Le 18 octobre 1886, les parents d’Adrien revendent l’Hôtel du Cheval Blanc aux époux Blin. François Alexis Blin et Alexandrine Françoise Jodeau en prennent possession le jour même. Ils ont deux filles, Martine et Lucie, âgées respectivement de neuf et sept ans. Ils emploient un domestique pour les aider à tenir l’hôtel. A partir de 1906, ils hébergent un pensionnaire, Alphonse Chevallier, qui est clerc de notaire dans l’étude de Parigné l’Evêque.
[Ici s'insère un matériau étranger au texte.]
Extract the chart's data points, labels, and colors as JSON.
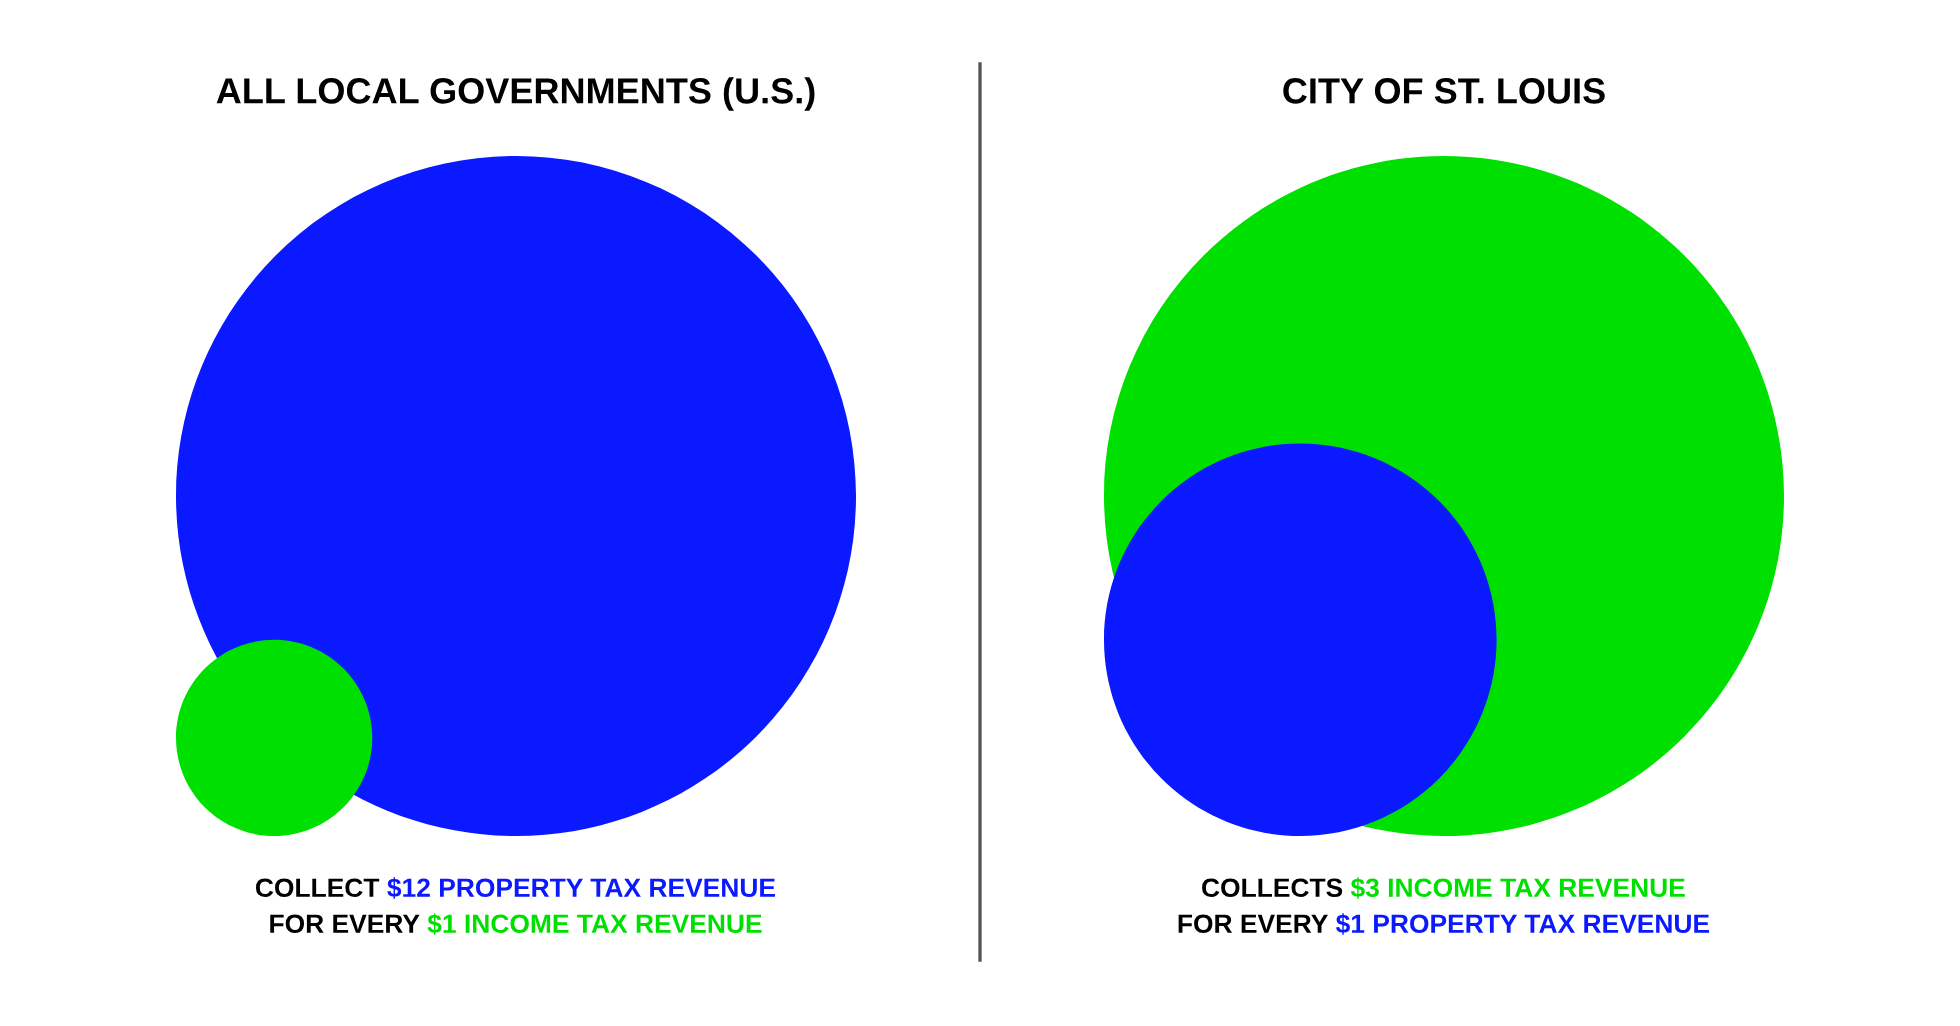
{
  "chart_data": [
    {
      "type": "other",
      "title": "ALL LOCAL GOVERNMENTS (U.S.)",
      "categories": [
        null,
        null
      ],
      "values": [
        12,
        1
      ],
      "colors": [
        "#0a19ff",
        "#00e000"
      ],
      "value_labels": [
        "$12 PROPERTY TAX REVENUE",
        "$1 INCOME TAX REVENUE"
      ],
      "annotations": [
        "COLLECT",
        "FOR EVERY"
      ]
    },
    {
      "type": "other",
      "title": "CITY OF ST. LOUIS",
      "categories": [
        null,
        null
      ],
      "values": [
        3,
        1
      ],
      "colors": [
        "#00e000",
        "#0a19ff"
      ],
      "value_labels": [
        "$3 INCOME TAX REVENUE",
        "$1 PROPERTY TAX REVENUE"
      ],
      "annotations": [
        "COLLECTS",
        "FOR EVERY"
      ]
    }
  ]
}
Le 3 mai 1911, date à laquelle la carte postale a été expédiée, François et Alexandrine Blin sont toujours propriétaires de l’Hôtel. Alphonse Chevallier en est toujours pensionnaire. Est-ce lui qui se montre à la lucarne de l’Hôtel du Cheval Blanc sur notre carte postale ? Ou est-ce Auguste Cochereau, le domestique de l’Hôtel ?
Désormais, l’Hôtel du Cheval Blanc n’existe plus. La bâtisse a été partagée et comporte trois entrées distinctes, les numéros 21, 21 bis et 23 de l’Avenue du Docteur Gallouédec.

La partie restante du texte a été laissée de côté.